Key Accounting Principles and Practices
The realization principle aims at not anticipating outcomes, even if there is a high degree of assurance that the transaction will be finalized at a future date.
- Heritage expenditure decreased, however, it is required to generate revenues in the period.
- Losses are decreases in equity assets which are wholly or partially extinguished or contract obligations without getting anything in return.
- Earnings can materialize in asset increases or decreases in liabilities.
- The accounts are an ordered set of notes relating to the same concept, i.e., of the same nature.
- The recording technique of double-entry bookkeeping, based on economic principles, manages to equalize charges with credits.
- The accounting principle of equity dictates that the information contained in financial statements must be neutral, i.e., free from bias or prejudice.
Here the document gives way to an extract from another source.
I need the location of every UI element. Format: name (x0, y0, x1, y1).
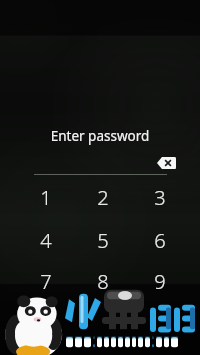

- In a period of rising prices, the FIFO system generates a cost undervaluation of company sales.
- To demonstrate the effects of fiscal debts, VAT tax will be considered content in both ballots and invoices.
- The balance sheet is an inventory of assets, rights, and obligations of the company at a given date.
- The company is a contract in which two or more persons agree to provide something in common with a view to distribute among themselves the benefits derived therefrom.
- The financial statements relate to specific economic entities, which are different from the owner or owners thereof.
- The principle of fairness suggests that impartiality should inform economic events that have occurred, avoiding at all times that they can be distorted.
- According to the principle of duality, the total economic resources of an entity shall always equal the total of existing rights over them.
- Increase asset accounts and records to be reduced.
- A ledger is a record that classifies and groups the transactions by using accounts.
- In the case of VAT, taxable matters are sales of movable tangible property, services, and imports.
- The sale of used motor vehicles is an exemption from value-added tax.
- In the journal, business operations that are performed will be recorded in chronological order, day by day.
- The accounts are the systematic grouping of transactions involving the same subject or person, under an appropriate heading.
- The principle of duality is evident in economic equity assets with debt and equity, an equality that should always exist.
- The asset accounts are debited by the increases and credited for decreases, taking a debit balance.
- The accrual is reflected in the accounts receivable assets and liabilities payable.
- The account obligations of partners are complementary assets and accounts of the capital account, and records the amount contributed by such a society.
- Invoices are documents that support the purchase and sale transaction; VAT is separated from the value of the goods or service.
- The remainder is the difference in favor of a VAT enterprise product greater than the VAT Credit Debit.
- In the general ledger, transactions are recorded once they have gone through the journal; its purpose is to classify and group transactions by their nature in the respective accounts.
- The Chart of Accounts is the systematic organization of all accounts used by the accounting system of a company; this will include the account codes, their names, and the groups they belong to.
- The accounting entity principle establishes that the financial statements relate to specific economic entities, which are different from the owner or owners thereof.
- The corporation is a capital company, where what matters most is the capital, regardless of personal identity, in fundamental ways from those who acquire title to this.
- You must register increases in assets, decreases in liabilities, and declines in equity.
- The credit balance occurs when the credits to an account are greater than their debits; examples where this occurs are the accounts of liabilities and profit.
- The FIFO method of cost recovery of goods sold applies the value of goods leaving the space, giving priority to the oldest costs.
- In a limited liability company, a forced account is an account of the heritage item of the same nature as the capital account, only that as a negative, as it represents capital that does not exist. Its balance is indebted.
- The assets correspond to the obligations of the enterprise or the owners. Represents the net ownership of these in the company.
- The VAT credit relates to tax leaning in shopping bills.
- The book points out that accounting currency is measured in monetary terms, which allows heterogeneous components to reduce all to a common denominator.
- In companies, the responsibility of members is limited; the value of the contributions is represented by an instrument called action.
- Liabilities consist of all financial obligations of a company; these obligations or debts may be accounts payable, taxes payable, etc.
- When an increasing amount of an account is active, it must be recorded as a debit.
- Profit and loss accounts are designed to record changes in capital produced by utilities and/or expenses.
- The physical inventory method has the limitation that you can only know the cost of sales at the balance sheet date or inventory, which does not provide timely information for decision-making.
- The method of valuing stocks known as FIFO is to consider that the first units purchased are the first to be sold.
- The balance is the report that will determine the assets resulting from the difference at a given date between assets and liabilities of a company.
- The rate of value added is 19% and applies to all sales to be made, whether this operation is extended by a ballot or an invoice.
- In the journal, business operations running the dealer will be recorded in chronological order, day by day, stating in detail the nature and circumstances of each.
- To write down a number having an account is called pay or credit.